Per-patient Fisher info (treatment)	0.3541
Per-patient Fisher info (control)	0.3999
Information at final (n/arm)	42.26 (n = 225)
Information target at IA (30%)	12.68
Patients at IA (treatment / control)	68 / 68
Patients remaining (treatment / control)	157 / 157

The futility rule is based on predictive power (probability of success): given the interim posterior, what is the probability that the final analysis — using all planned patients — will declare success?

If the PoS falls below a futility threshold $\gamma_F$ (e.g. 10%), we stop:

## Futility threshold for PoS
post_futility_thresh <- 0.10

Operating characteristics of the IA design

To evaluate the operating characteristics of the design with the futility IA, we use numerical integration via oc2S_interim().
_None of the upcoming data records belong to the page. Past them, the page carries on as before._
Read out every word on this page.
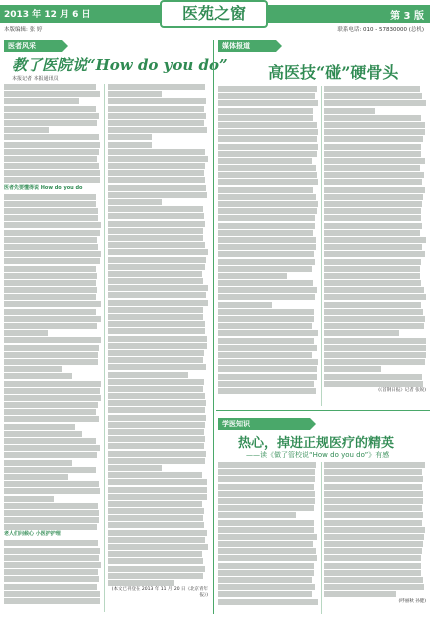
2013 年 12 月 6 日	医苑之窗	第 3 版
本版编辑: 张 婷	联系电话: 010 - 57830000 (总机)
医者风采
教了医院说“How do you do”
本报记者 本报通讯员
医者先要懂得说 How do you do
老人们问候心 小医护护理
(本文已刊登在 2013 年 11 月 20 日《北京青年报》)
媒体报道
高医技“碰”硬骨头
(《首钢日报》记者 张锐)
学医知识
热心，掉进正规医疗的精英
——读《做了管校说“How do you do”》有感
(呼丽秋 孙健)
This function avoids noisy Monte Carlo estimation via Gauss-Hermite quadrature over the distribution of possible interim outcomes (see Appendix: Integration approach for details).

The interim decision rule continues the trial whenever the probability of success exceeds the futility threshold:

## IA continuation rule: continue if PoS > threshold.
## The predictive power (PoS) is computed from the interim projection
## posteriors: the (uninformative) treatment posterior and the control
## posterior. This exact same rule is reused below for the MAP design —
## only the control interim prior (prior2_ia) changes, not the rule.
## Note: we use the fixed-sigma path of pos2S (no family argument)
## for performance. This is valid because sigma is approximately
## constant over the posterior range at the interim.
ia_rule_pos <- function(post1_ia, post2_ia, post1_ia_info, post2_ia_info) {
  pos2S(post1_ia, post2_ia,
        n1 = n_treat - n_treat_ia, n2 = n_ctrl - n_ctrl_ia,
        decision = success_crit,
        sigma1 = sigma_ctrl, sigma2 = sigma_ctrl)(post1_ia_info, post2_ia_info) > post_futility_thresh
}

## OC function with futility IA (no borrowing).
## prior1/prior2 are uninformative (used for the final analysis boundary);
oc_ia_uninf <- oc2S_interim(
  prior1 = uninf_treat, prior2 = uninf_ctrl,
  n1 = n_treat, n2 = n_ctrl,
  n1_ia = n_treat_ia, n2_ia = n_ctrl_ia,
  decision = success_crit,
  ia_rule = ia_rule_pos,
  prior1_ia = uninf_treat, prior2_ia = uninf_ctrl,
  family = nb_family,
  offset1 = log_exposure, offset2 = log_exposure,
  Ngrid_ia = 31L
)

## Evaluate at null and the design alternative (pos2S rule is expensive)
log_rr_grid <- c(`No benefit` = 0, `Design alt` = log_rr_design)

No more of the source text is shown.